A terça-feira (28/10) foi marcada pela operação policial mais letal desde 1990 na região metropolitana do Rio, de acordo com levantamento do Grupo de Estudos dos Novos Ilegalismos da Universidade Federal Fluminense (Geni/UFF). Ao menos 64 pessoas morreram.

Mas para o jornalista Rafael Soares, repórter especial do jornal O Globo que cobre há mais de uma década segurança pública e direitos humanos no Rio, muitas das peças que ajudam a explicar o contexto desta terça-feira traumática para a população não são novas nem surpreendentes.

Em entrevista à BBC News Brasil, Soares apontou algumas dessas peças.

Por exemplo, as mudanças envolvendo o Comando Vermelho, facção alvo da operação nos complexos do Alemão e da Penha, na capital fluminense.

De acordo com o jornalista, nos últimos anos o Comando Vermelho firmou alianças em outros Estados, “fagocitando” facções locais. Além disso, está tentando entrar no mercado internacional de drogas, até então monopolizado por outra organização criminosa, o Primeiro Comando da Capital (PCC), baseado em São Paulo.

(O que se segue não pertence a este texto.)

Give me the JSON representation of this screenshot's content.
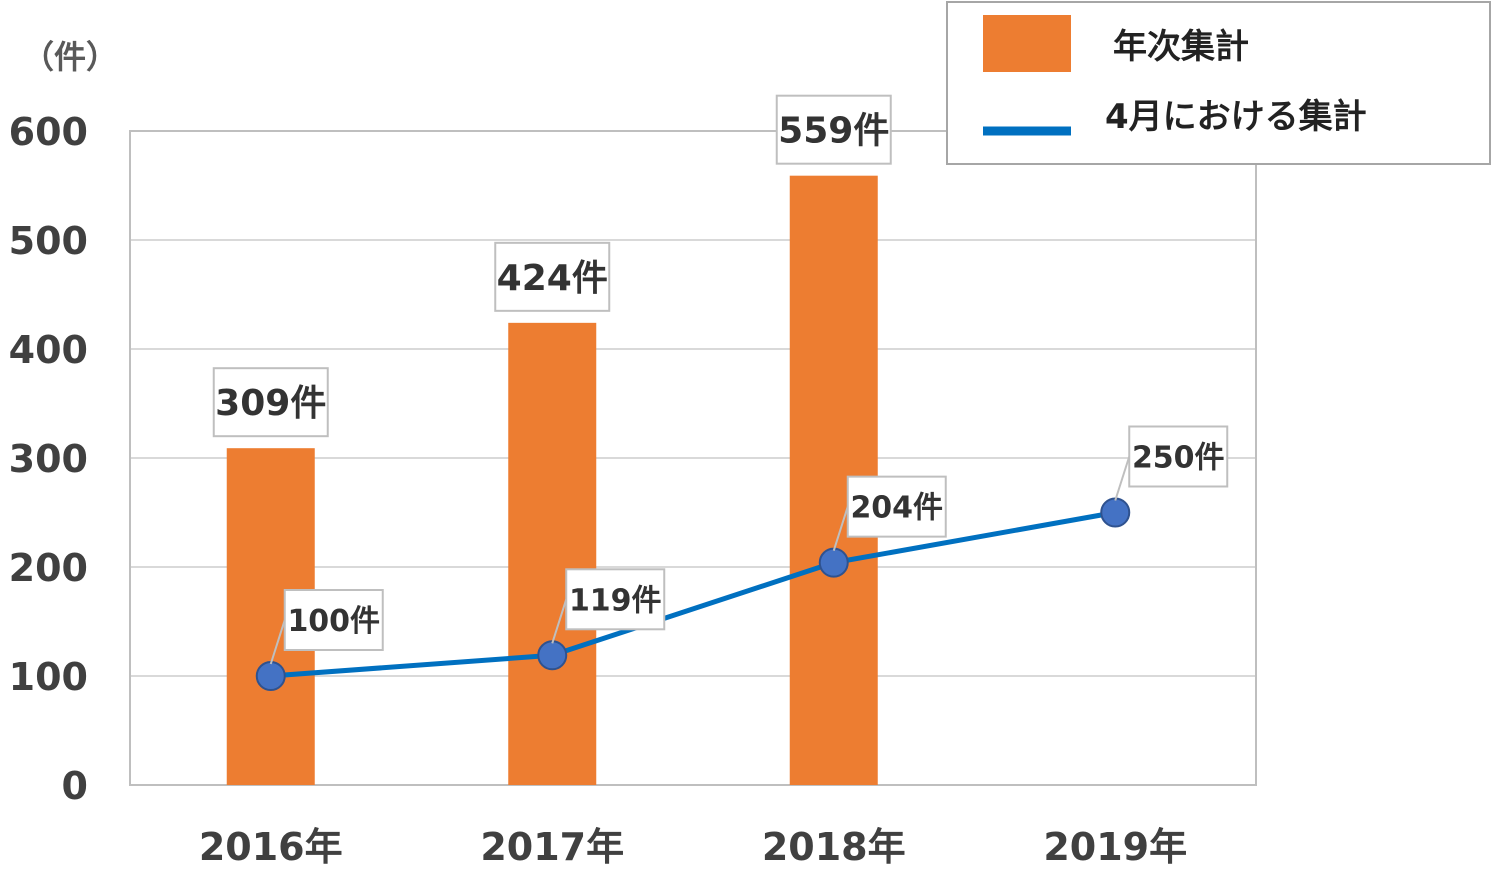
{
  "chart_data": {
    "type": "bar",
    "y_unit": "（件）",
    "categories": [
      "2016年",
      "2017年",
      "2018年",
      "2019年"
    ],
    "ylim": [
      0,
      600
    ],
    "yticks": [
      0,
      100,
      200,
      300,
      400,
      500,
      600
    ],
    "grid": true,
    "legend_position": "top-right",
    "series": [
      {
        "name": "年次集計",
        "type": "bar",
        "color": "#ED7D31",
        "values": [
          309,
          424,
          559,
          null
        ],
        "labels": [
          "309件",
          "424件",
          "559件",
          null
        ]
      },
      {
        "name": "4月における集計",
        "type": "line",
        "color": "#0070C0",
        "marker_color": "#4472C4",
        "values": [
          100,
          119,
          204,
          250
        ],
        "labels": [
          "100件",
          "119件",
          "204件",
          "250件"
        ]
      }
    ]
  }
}
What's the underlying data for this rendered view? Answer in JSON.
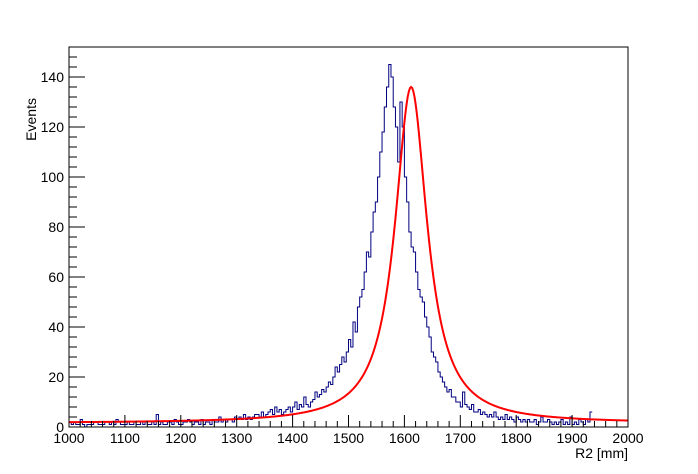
{
  "chart_data": {
    "type": "histogram",
    "title": "",
    "xlabel": "R2 [mm]",
    "ylabel": "Events",
    "xlim": [
      1000,
      2000
    ],
    "ylim": [
      0,
      152
    ],
    "x_ticks": [
      1000,
      1100,
      1200,
      1300,
      1400,
      1500,
      1600,
      1700,
      1800,
      1900,
      2000
    ],
    "y_ticks": [
      0,
      20,
      40,
      60,
      80,
      100,
      120,
      140
    ],
    "grid": false,
    "legend": "none",
    "colors": {
      "histogram": "#000080",
      "fit": "#ff0000",
      "axes": "#000000"
    },
    "series": [
      {
        "kind": "histogram",
        "bin_low": 1000,
        "bin_width": 4,
        "counts": [
          2,
          1,
          2,
          1,
          1,
          3,
          1,
          0,
          1,
          1,
          1,
          2,
          2,
          1,
          1,
          1,
          2,
          2,
          1,
          2,
          1,
          3,
          2,
          1,
          1,
          1,
          2,
          1,
          1,
          2,
          1,
          1,
          2,
          1,
          2,
          1,
          1,
          2,
          1,
          5,
          1,
          2,
          1,
          1,
          2,
          2,
          1,
          3,
          2,
          1,
          1,
          2,
          2,
          3,
          2,
          1,
          2,
          2,
          1,
          3,
          1,
          2,
          2,
          1,
          3,
          2,
          2,
          4,
          2,
          3,
          2,
          3,
          3,
          2,
          4,
          3,
          4,
          3,
          5,
          3,
          4,
          3,
          4,
          5,
          5,
          4,
          6,
          4,
          5,
          6,
          7,
          5,
          8,
          6,
          7,
          5,
          6,
          7,
          8,
          6,
          8,
          10,
          7,
          9,
          8,
          12,
          9,
          8,
          10,
          11,
          14,
          12,
          13,
          15,
          14,
          16,
          18,
          17,
          20,
          24,
          22,
          25,
          28,
          26,
          30,
          35,
          32,
          42,
          38,
          48,
          52,
          55,
          62,
          70,
          68,
          78,
          86,
          90,
          100,
          110,
          118,
          128,
          136,
          145,
          140,
          128,
          120,
          106,
          130,
          120,
          100,
          90,
          78,
          72,
          70,
          62,
          55,
          52,
          50,
          44,
          40,
          36,
          30,
          28,
          26,
          22,
          20,
          18,
          16,
          14,
          15,
          12,
          12,
          10,
          10,
          8,
          14,
          9,
          8,
          7,
          9,
          6,
          6,
          7,
          5,
          6,
          5,
          4,
          5,
          4,
          6,
          4,
          3,
          4,
          3,
          5,
          3,
          4,
          3,
          2,
          4,
          3,
          2,
          3,
          2,
          3,
          2,
          2,
          3,
          1,
          2,
          4,
          2,
          2,
          3,
          2,
          1,
          2,
          1,
          2,
          3,
          1,
          2,
          1,
          4,
          1,
          2,
          1,
          3,
          2,
          1,
          3,
          2,
          6
        ]
      },
      {
        "kind": "fit",
        "name": "",
        "function": "lorentzian",
        "peak": 136,
        "mean": 1612,
        "half_width": 35,
        "baseline": 1.5
      }
    ]
  }
}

Assim, na análise do jornalista, a entrada de mais dinheiro, seja nacional ou internacional, está promovendo a expansão do Comando Vermelho — ao que as forças policiais do Rio têm respondido com a chamada Operação Contenção, da qual a ação de terça-feira fez parte.

Outra peça já conhecida desse contexto é escalada da letalidade das operações policiais promovidas pelo governo estadual de Cláudio Castro (PL), segundo aponta Soares.

“Desde 2020, o Rio tem colecionado operações com um índice de letalidade surreal de alto. É muito raro, [quando] você pega a crônica policial brasileira, operações policiais com mais de 20 mortos. É uma coisa esdrúxula, que só existe no Rio de Janeiro”, diz o jornalista.

Castro, então vice-governador, assumiu interinamente o governo estadual em 2020, após o afastamento de Wilson Witzel. Em 2021, assumiu o cargo definitivamente.

Para o jornalista, outro fator que ajuda a explicar a operação de terça seria parte de um suposto esforço do governo Castro em encontrar alguma “marca” para seu governo, que terminará no ano que vem.

Em suas redes sociais, o governador chamou essa terça-feira de “dia histórico” e disse que, em reação à operação, “criminosos” tentaram colocar a cidade e o Estado do Rio de Janeiro de joelhos”.

“Mas as nossas polícias estão nas ruas garantindo a volta para casa, garantindo a volta da normalidade da vida”, assegurou Castro.